Die Halle zu Crahon starrt wirr in Reihen
Von hundert edelen Geweihen,
Wie ein Gestrüpp des tiefsten Waldes starrt,
Das moosumkraust und wild gedrängt
Die tausend Äste durcheinander zwängt,
Wo in den nächtlichen Oktoberwäldern
Der Haupthirsch zornig in dem Reisig scharrt.
Der Nebel steigt weichkalt vom Moseltale,
Blaugrün durchdämmert von des Mondes Strahle,
Verfließt in Strähnen auf den kargen Feldern
Und wiegt sich in lautloser Melodie
Über dem Hügelwald der Seigneurie.

Und droben in der Halle am Kamin
Sitzt matt im Stuhl der Jagdherr, und er lächelt,
Wenn an den Wänden hin die Schatten ziehn
Und ihn mit Streichelhand ein Hauch umfächelt.
Soll er die fürchten, die wohl tausend Male
Becherumklungen saßen hier im Saale?!
Vielleicht, daß sie der alten Jägerchöre
Vertrautes Jubellied wie ihn erfreut,
Wenn aus den hölzernen Hörnern der Piköre
Aufbraust der Gruß wie eben und wie heut?!

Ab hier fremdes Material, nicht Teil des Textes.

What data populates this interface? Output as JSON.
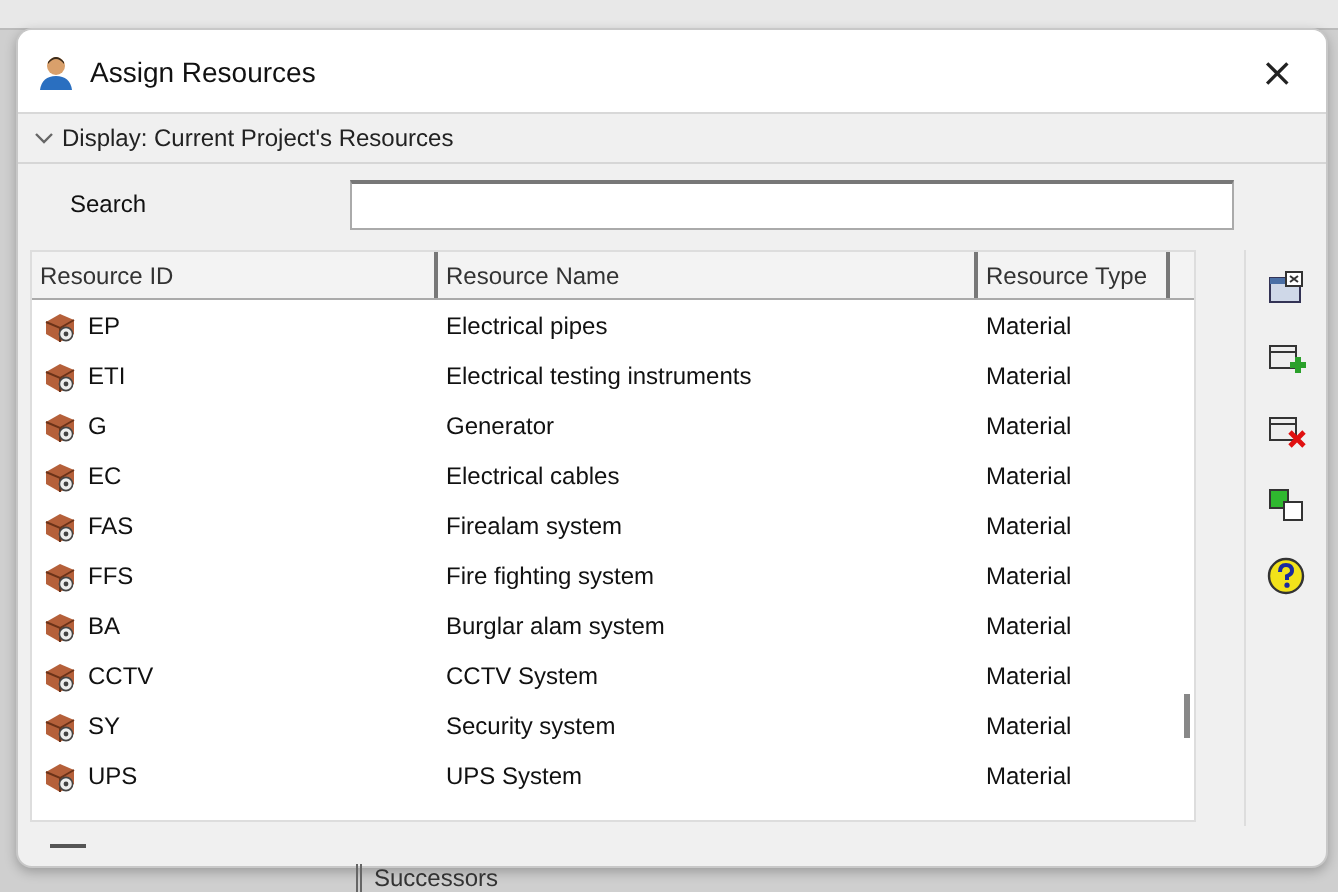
{
  "window": {
    "title": "Assign Resources",
    "close": "×"
  },
  "display_filter": {
    "label": "Display: Current Project's Resources",
    "expanded": true
  },
  "search": {
    "label": "Search"
  },
  "table": {
    "columns": [
      "Resource ID",
      "Resource Name",
      "Resource Type"
    ],
    "rows": [
      {
        "id": "EP",
        "name": "Electrical pipes",
        "type": "Material"
      },
      {
        "id": "ETI",
        "name": "Electrical testing instruments",
        "type": "Material"
      },
      {
        "id": "G",
        "name": "Generator",
        "type": "Material"
      },
      {
        "id": "EC",
        "name": "Electrical cables",
        "type": "Material"
      },
      {
        "id": "FAS",
        "name": "Firealam system",
        "type": "Material"
      },
      {
        "id": "FFS",
        "name": "Fire fighting system",
        "type": "Material"
      },
      {
        "id": "BA",
        "name": "Burglar alam system",
        "type": "Material"
      },
      {
        "id": "CCTV",
        "name": "CCTV System",
        "type": "Material"
      },
      {
        "id": "SY",
        "name": "Security system",
        "type": "Material"
      },
      {
        "id": "UPS",
        "name": "UPS System",
        "type": "Material"
      }
    ]
  },
  "toolbar": [
    {
      "kind": "close-pane"
    },
    {
      "kind": "add"
    },
    {
      "kind": "remove"
    },
    {
      "kind": "replace"
    },
    {
      "kind": "help"
    }
  ],
  "background": {
    "tab_label": "Successors"
  }
}
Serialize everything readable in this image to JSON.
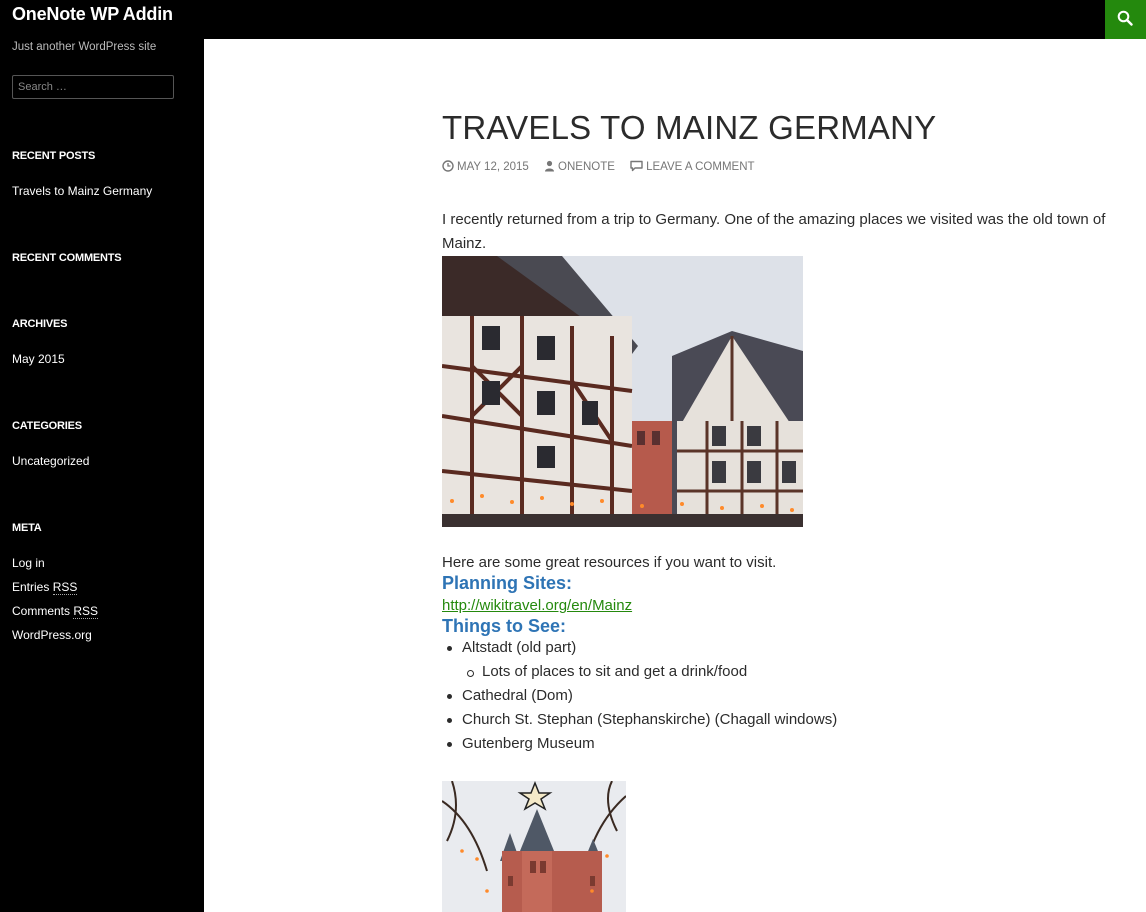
{
  "header": {
    "site_title": "OneNote WP Addin",
    "search_icon": "search-icon"
  },
  "sidebar": {
    "tagline": "Just another WordPress site",
    "search_placeholder": "Search …",
    "recent_posts": {
      "title": "RECENT POSTS",
      "items": [
        "Travels to Mainz Germany"
      ]
    },
    "recent_comments": {
      "title": "RECENT COMMENTS"
    },
    "archives": {
      "title": "ARCHIVES",
      "items": [
        "May 2015"
      ]
    },
    "categories": {
      "title": "CATEGORIES",
      "items": [
        "Uncategorized"
      ]
    },
    "meta": {
      "title": "META",
      "items": [
        "Log in",
        "Entries ",
        "RSS",
        "Comments ",
        "RSS",
        "WordPress.org"
      ]
    }
  },
  "post": {
    "title": "TRAVELS TO MAINZ GERMANY",
    "date": "MAY 12, 2015",
    "author": "ONENOTE",
    "comment_link": "LEAVE A COMMENT",
    "intro": "I recently returned from a trip to Germany. One of the amazing places we visited was the old town of Mainz.",
    "resources_text": "Here are some great resources if you want to visit.",
    "planning_heading": "Planning Sites:",
    "planning_link": "http://wikitravel.org/en/Mainz",
    "things_heading": "Things to See:",
    "things": [
      "Altstadt (old part)",
      "Lots of places to sit and get a drink/food",
      "Cathedral (Dom)",
      "Church St. Stephan (Stephanskirche) (Chagall windows)",
      "Gutenberg Museum"
    ]
  },
  "colors": {
    "accent_green": "#24890d",
    "heading_blue": "#2e74b5",
    "sidebar_bg": "#000000"
  }
}
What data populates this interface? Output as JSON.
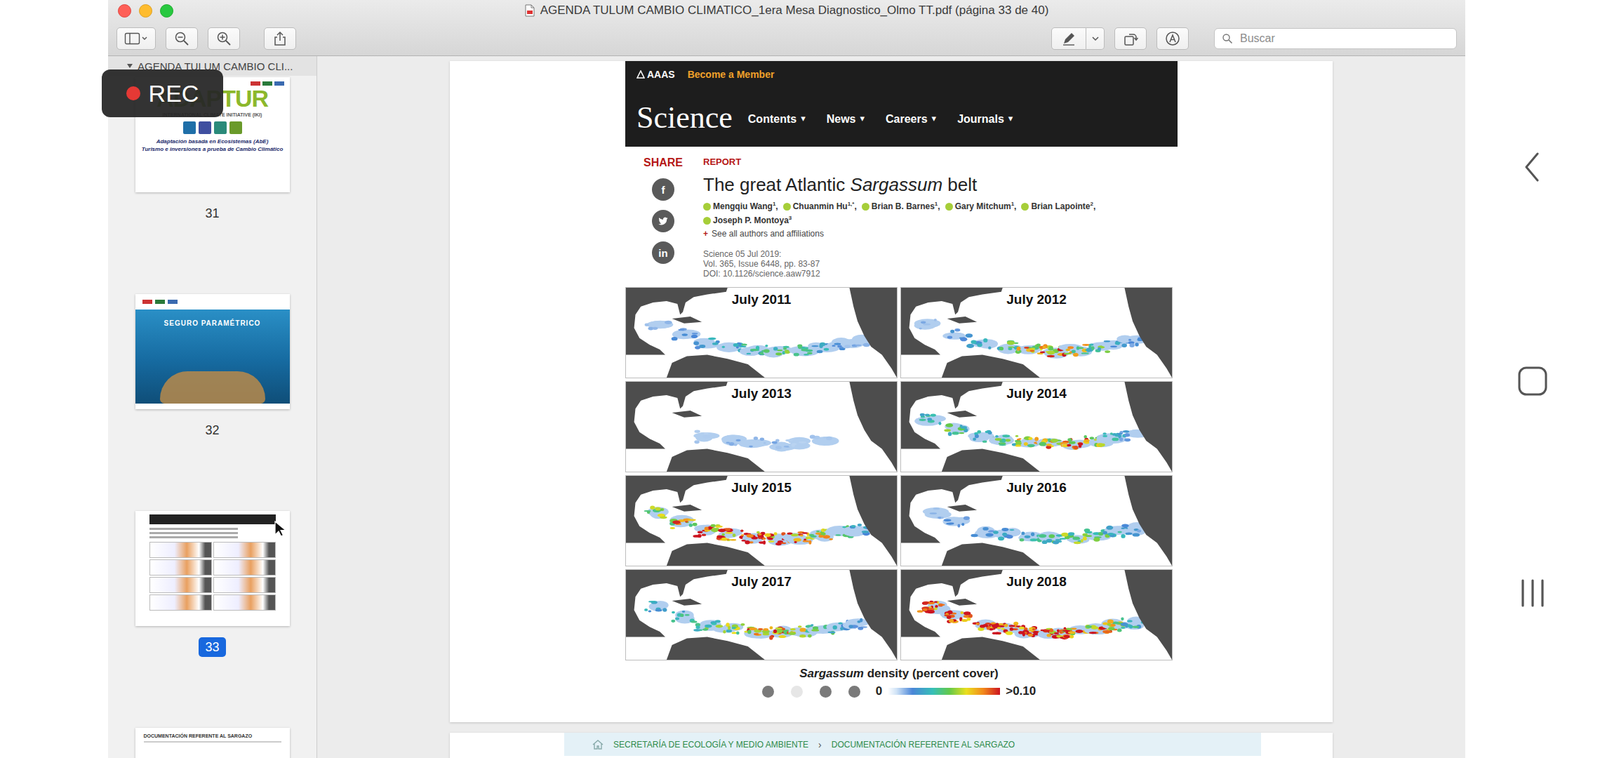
{
  "window": {
    "title": "AGENDA TULUM CAMBIO CLIMATICO_1era Mesa Diagnostico_Olmo TT.pdf (página 33 de 40)"
  },
  "recording": {
    "label": "REC"
  },
  "toolbar": {
    "search": {
      "placeholder": "Buscar"
    }
  },
  "sidebar": {
    "header": "AGENDA TULUM CAMBIO CLI...",
    "pages": [
      {
        "number": "31",
        "selected": false,
        "kind": "cover",
        "title": "ADAPTUR",
        "lines": [
          "INTERNATIONAL CLIMATE INITIATIVE (IKI)",
          "Adaptación basada en Ecosistemas (AbE)",
          "Turismo e inversiones a prueba de Cambio Climático"
        ]
      },
      {
        "number": "32",
        "selected": false,
        "kind": "banner",
        "title": "SEGURO PARAMÉTRICO",
        "lines": []
      },
      {
        "number": "33",
        "selected": true,
        "kind": "mini",
        "title": "",
        "lines": []
      },
      {
        "number": "",
        "selected": false,
        "kind": "doc",
        "title": "DOCUMENTACIÓN REFERENTE AL SARGAZO",
        "lines": []
      }
    ]
  },
  "page": {
    "header": {
      "brand": "AAAS",
      "cta": "Become a Member",
      "logo": "Science",
      "nav": [
        {
          "label": "Contents",
          "caret": "▾"
        },
        {
          "label": "News",
          "caret": "▾"
        },
        {
          "label": "Careers",
          "caret": "▾"
        },
        {
          "label": "Journals",
          "caret": "▾"
        }
      ]
    },
    "share": {
      "label": "SHARE",
      "buttons": [
        {
          "kind": "glyph",
          "glyph": "f"
        },
        {
          "kind": "bird"
        },
        {
          "kind": "glyph",
          "glyph": "in"
        }
      ]
    },
    "article": {
      "type": "REPORT",
      "title": [
        {
          "text": "The great Atlantic ",
          "italic": false
        },
        {
          "text": "Sargassum",
          "italic": true
        },
        {
          "text": " belt",
          "italic": false
        }
      ],
      "authors": [
        {
          "name": "Mengqiu Wang",
          "sup": "1",
          "sep": ","
        },
        {
          "name": "Chuanmin Hu",
          "sup": "1,*",
          "sep": ","
        },
        {
          "name": "Brian B. Barnes",
          "sup": "1",
          "sep": ","
        },
        {
          "name": "Gary Mitchum",
          "sup": "1",
          "sep": ","
        },
        {
          "name": "Brian Lapointe",
          "sup": "2",
          "sep": ","
        },
        {
          "name": "Joseph P. Montoya",
          "sup": "3",
          "sep": ""
        }
      ],
      "more": {
        "icon": "+",
        "label": "See all authors and affiliations"
      },
      "citation": [
        "Science 05 Jul 2019:",
        "Vol. 365, Issue 6448, pp. 83-87",
        "DOI: 10.1126/science.aaw7912"
      ]
    },
    "maps": [
      {
        "title": "July 2011",
        "belt": [
          0.01,
          0.02,
          0.03,
          0.03,
          0.04,
          0.05,
          0.04,
          0.03,
          0.02,
          0.01
        ]
      },
      {
        "title": "July 2012",
        "belt": [
          0.01,
          0.02,
          0.03,
          0.05,
          0.08,
          0.09,
          0.07,
          0.05,
          0.03,
          0.02
        ]
      },
      {
        "title": "July 2013",
        "belt": [
          0,
          0,
          0.005,
          0.01,
          0.01,
          0.01,
          0.005,
          0.005,
          0,
          0
        ]
      },
      {
        "title": "July 2014",
        "belt": [
          0.04,
          0.05,
          0.04,
          0.05,
          0.07,
          0.08,
          0.09,
          0.06,
          0.04,
          0.02
        ]
      },
      {
        "title": "July 2015",
        "belt": [
          0.06,
          0.08,
          0.09,
          0.1,
          0.11,
          0.11,
          0.09,
          0.07,
          0.05,
          0.03
        ]
      },
      {
        "title": "July 2016",
        "belt": [
          0.01,
          0.02,
          0.02,
          0.03,
          0.04,
          0.05,
          0.06,
          0.05,
          0.04,
          0.02
        ]
      },
      {
        "title": "July 2017",
        "belt": [
          0.03,
          0.04,
          0.05,
          0.06,
          0.08,
          0.09,
          0.07,
          0.05,
          0.03,
          0.02
        ]
      },
      {
        "title": "July 2018",
        "belt": [
          0.12,
          0.12,
          0.11,
          0.12,
          0.12,
          0.11,
          0.1,
          0.09,
          0.07,
          0.04
        ]
      }
    ],
    "legend": {
      "title": [
        {
          "text": "Sargassum",
          "italic": true
        },
        {
          "text": " density (percent cover)",
          "italic": false
        }
      ],
      "min": "0",
      "max": ">0.10"
    },
    "carousel": [
      {
        "selected": false
      },
      {
        "selected": true
      },
      {
        "selected": false
      },
      {
        "selected": false
      }
    ]
  },
  "next_page": {
    "breadcrumb": [
      "SECRETARÍA DE ECOLOGÍA Y MEDIO AMBIENTE",
      "DOCUMENTACIÓN REFERENTE AL SARGAZO"
    ],
    "separator": "›"
  }
}
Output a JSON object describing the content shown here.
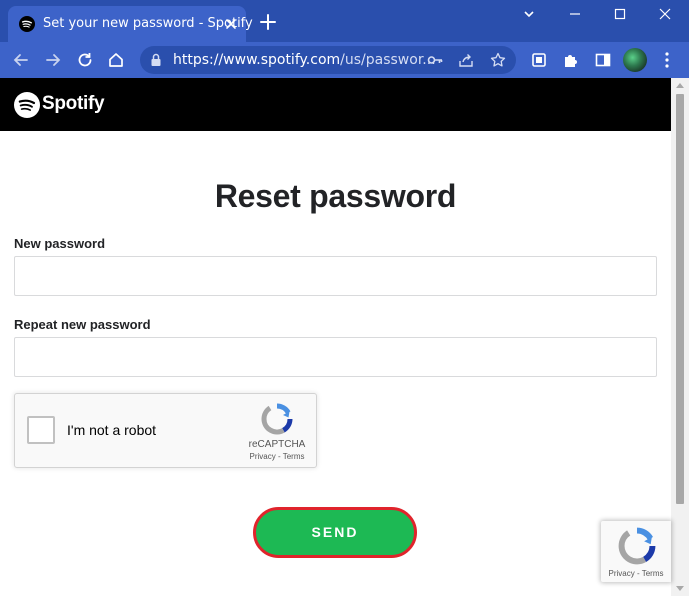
{
  "browser": {
    "tab_title": "Set your new password - Spotify",
    "url_host": "https://www.spotify.com",
    "url_path": "/us/passwor...",
    "colors": {
      "titlebar": "#2a4fad",
      "toolbar": "#3d63c9"
    }
  },
  "site": {
    "brand": "Spotify",
    "colors": {
      "header": "#000000",
      "accent": "#1db954"
    }
  },
  "form": {
    "title": "Reset password",
    "new_password_label": "New password",
    "new_password_value": "",
    "repeat_password_label": "Repeat new password",
    "repeat_password_value": "",
    "submit_label": "SEND"
  },
  "captcha": {
    "label": "I'm not a robot",
    "brand": "reCAPTCHA",
    "links": "Privacy - Terms",
    "checked": false
  },
  "recaptcha_badge": {
    "links": "Privacy - Terms"
  }
}
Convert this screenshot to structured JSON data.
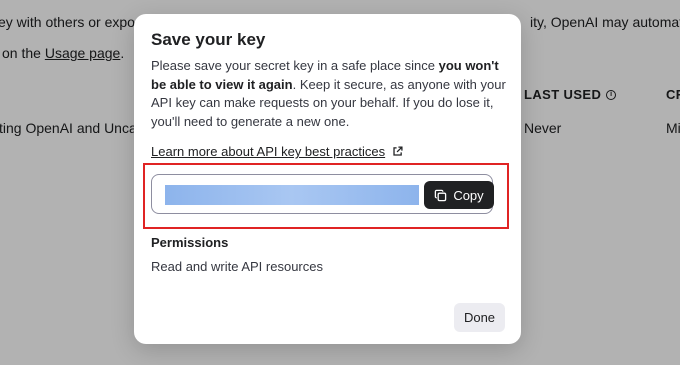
{
  "background": {
    "line1_left": "ey with others or expose i",
    "line1_right": "ity, OpenAI may automaticall",
    "line2_prefix": "on the ",
    "line2_link": "Usage page",
    "line2_suffix": ".",
    "table": {
      "headers": {
        "last_used": "LAST USED",
        "created": "CR"
      },
      "row": {
        "name": "ting OpenAI and Uncanny",
        "last_used": "Never",
        "created": "Mi"
      }
    }
  },
  "modal": {
    "title": "Save your key",
    "description": {
      "part1": "Please save your secret key in a safe place since ",
      "bold": "you won't be able to view it again",
      "part2": ". Keep it secure, as anyone with your API key can make requests on your behalf. If you do lose it, you'll need to generate a new one."
    },
    "best_practices_link": "Learn more about API key best practices",
    "key_field": {
      "value": "",
      "redacted": true
    },
    "copy_label": "Copy",
    "permissions_title": "Permissions",
    "permissions_value": "Read and write API resources",
    "done_label": "Done"
  },
  "colors": {
    "highlight_border": "#e02424",
    "copy_button_bg": "#202123",
    "redaction": "#a9c7f2"
  },
  "icons": {
    "external_link": "external-link-icon",
    "copy": "copy-icon",
    "info": "info-icon"
  }
}
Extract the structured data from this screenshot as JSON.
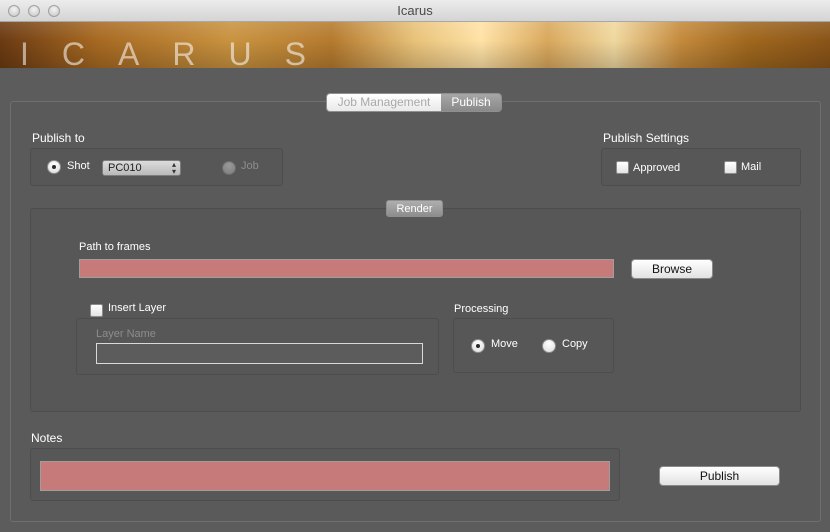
{
  "window": {
    "title": "Icarus"
  },
  "banner": {
    "logo_text": "ICARUS"
  },
  "tabs": [
    {
      "label": "Job Management",
      "active": false
    },
    {
      "label": "Publish",
      "active": true
    }
  ],
  "publish_to": {
    "label": "Publish to",
    "shot_label": "Shot",
    "shot_selected": true,
    "shot_value": "PC010",
    "job_label": "Job",
    "job_enabled": false
  },
  "publish_settings": {
    "label": "Publish Settings",
    "approved_label": "Approved",
    "approved_checked": false,
    "mail_label": "Mail",
    "mail_checked": false
  },
  "render": {
    "label": "Render",
    "path_label": "Path to frames",
    "path_value": "",
    "browse_label": "Browse",
    "insert_layer_label": "Insert Layer",
    "insert_layer_checked": false,
    "layer_name_label": "Layer Name",
    "layer_name_value": "",
    "processing_label": "Processing",
    "move_label": "Move",
    "copy_label": "Copy",
    "selected_processing": "Move"
  },
  "notes": {
    "label": "Notes",
    "value": ""
  },
  "publish_button": {
    "label": "Publish"
  },
  "colors": {
    "error_field": "#c77a7a",
    "background": "#5c5c5c"
  }
}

Hörnerschall erscholl und schauerte über die Täler,
»Ran an die Meute!« Die Peitsche dräute,
Kläffende Hunde hetzen im Grunde,
Über allen
Erschallen
Die Jubel der Jägerei.

Hörnerschall erscholl und schauerte über die Täler,
Reiter hinjagen in wildem Wagen,
Gerten sausen im Herbstwindbrausen,
Über allen
Erschallen
Die Jubel der Jägerei.

Die Hörner klangen ernst und klar
Und sangen Lieder, süß und sonderbar
Wie sie sein Leben sechzig Jahr durchsangen.
Und als nun auf die Flügelfenster sprangen
Da dröhnte fernher zu den Jägerchören
Aus allen Tälern durch die stille Nacht
Der starken Hirsche schauerliches Röhren.
Der Nebel wehte in die Halle sacht
Und trug in seinem schleppend-feuchten Haar
Den Duft der nassen Wälder zu dem Greise,
Und beim Ralli des chiens, da senkte leise
Der letzte Chevalier Crahon die Stirn,
Vereint mit denen, die ihn still umschwebten,
Und durch des Sterbenden dunkelndes Hirn
Flog froh und hell zum letzten Male
Der liebe Traum, dem er sein Leben lebte.

Das Hörnerrauschen verzitterte überm Tale
Verhallend ... hallend ... sacht ...

*

Der Hirsche Röhren durchdröhnte fern die Nacht.